Firmamos el contrato de alquiler con varios meses de gracia porque, como no se trataba de un local apto para la gastronomía, había que hacer varias modificaciones. Como ya había aprendido la lección de “no puedo con todo”·, armé un equipo de trabajo con capacitadores, asesores, decoradores, diseñadores y demás contratados.
Pero si bien el plan de negocios estaba pensado, la red de proveedores armada y la lista de asesores completa, faltaba el set de ideas que iba a dar vida al proyecto. Me faltaba ponerme ese otro sombrero de los emprendedores: el de las ideas.
Tenía someramente pensado un nombre, pero no era del todo apropiado.
Tenía algunos lineamientos que quería seguir, varias ideas que había robado a otros proyectos (porque ya nadie pretende inventar la pólvora) y un concepto general. Pero no mucho más.
Como el resto de los negocios seguían funcionando, el tiempo residual para “idear” eran las horas de pre-sueño en las que uno puede jugar con la imaginación hasta que el cansancio le gana. Y ese fue el primer error.
No podíamos avanzar si yo no definía ciertas cuestiones. Pero al parecer, estaba más ocupado con el resto de los negocios y armando la flota de asesores que harían lo que yo no podía.
¿Y las ideas?
Ok… esas todavía no estaban y yo no tenía tiempo de sentarme a pensarlas. Hasta que esos meses de gracia para hacer las reformas terminaron y nos llegó la primera factura de alquiler.
Recién ahí el sombrero de administrador se enojó con el creativo. No podía ser que tuviéramos que pagar algo para lo que habíamos negociado hacer sin erogar. Recién cuando existió la discusión entre mis dos roles internos, fue que la creatividad apareció.

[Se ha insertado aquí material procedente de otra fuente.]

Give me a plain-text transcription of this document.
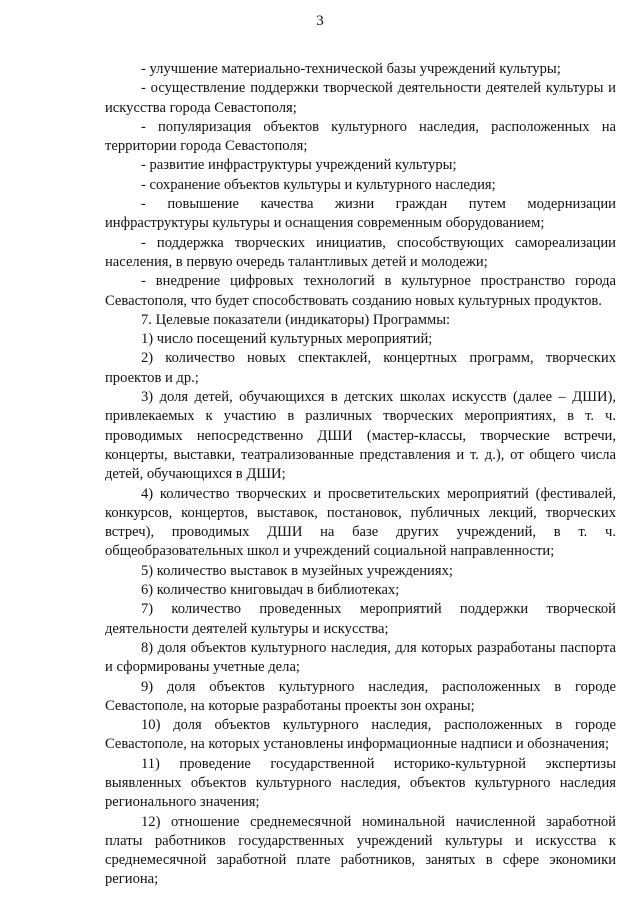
3

- улучшение материально-технической базы учреждений культуры;

- осуществление поддержки творческой деятельности деятелей культуры и искусства города Севастополя;

- популяризация объектов культурного наследия, расположенных на территории города Севастополя;

- развитие инфраструктуры учреждений культуры;

- сохранение объектов культуры и культурного наследия;

- повышение качества жизни граждан путем модернизации инфраструктуры культуры и оснащения современным оборудованием;

- поддержка творческих инициатив, способствующих самореализации населения, в первую очередь талантливых детей и молодежи;

- внедрение цифровых технологий в культурное пространство города Севастополя, что будет способствовать созданию новых культурных продуктов.

7. Целевые показатели (индикаторы) Программы:

1) число посещений культурных мероприятий;

2) количество новых спектаклей, концертных программ, творческих проектов и др.;

3) доля детей, обучающихся в детских школах искусств (далее – ДШИ), привлекаемых к участию в различных творческих мероприятиях, в т. ч. проводимых непосредственно ДШИ (мастер-классы, творческие встречи, концерты, выставки, театрализованные представления и т. д.), от общего числа детей, обучающихся в ДШИ;

4) количество творческих и просветительских мероприятий (фестивалей, конкурсов, концертов, выставок, постановок, публичных лекций, творческих встреч), проводимых ДШИ на базе других учреждений, в т. ч. общеобразовательных школ и учреждений социальной направленности;

5) количество выставок в музейных учреждениях;

6) количество книговыдач в библиотеках;

7) количество проведенных мероприятий поддержки творческой деятельности деятелей культуры и искусства;

8) доля объектов культурного наследия, для которых разработаны паспорта и сформированы учетные дела;

9) доля объектов культурного наследия, расположенных в городе Севастополе, на которые разработаны проекты зон охраны;

10) доля объектов культурного наследия, расположенных в городе Севастополе, на которых установлены информационные надписи и обозначения;

11) проведение государственной историко-культурной экспертизы выявленных объектов культурного наследия, объектов культурного наследия регионального значения;

12) отношение среднемесячной номинальной начисленной заработной платы работников государственных учреждений культуры и искусства к среднемесячной заработной плате работников, занятых в сфере экономики региона;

Finalmente llegó el concepto, el nombre y la esencia de la marca. Pero ahora con eso sobre la mesa, me di cuenta que la página web que había contratado era demasiado pretenciosa, ni siquiera se adaptaba al e-commerce que quería sumarle y la decoración no incluía una estantería para libros, que iban a ser el diferencial.
Ese copiar y pegar de los proyectos anteriores no me servía. Claro que era útil la cadena de confianza con proveedores, mis armas de administración y el talento que había ganado para la proyección de ventas y gastos. Pero lo esencial del proyecto no estaba y cuando estuvo no se adaptó a lo existente.
Ese fue el primer gran error del que decantaron los otros. Porque sin pensar, no se puede emprender. Y por más que esa teoría todos la hayamos leído en centenares de papers y libros, muchas veces los que nos dedicamos a esto somos los que hacemos para luego pensar.
Mi pequeño consejo: pensar… luego hacer.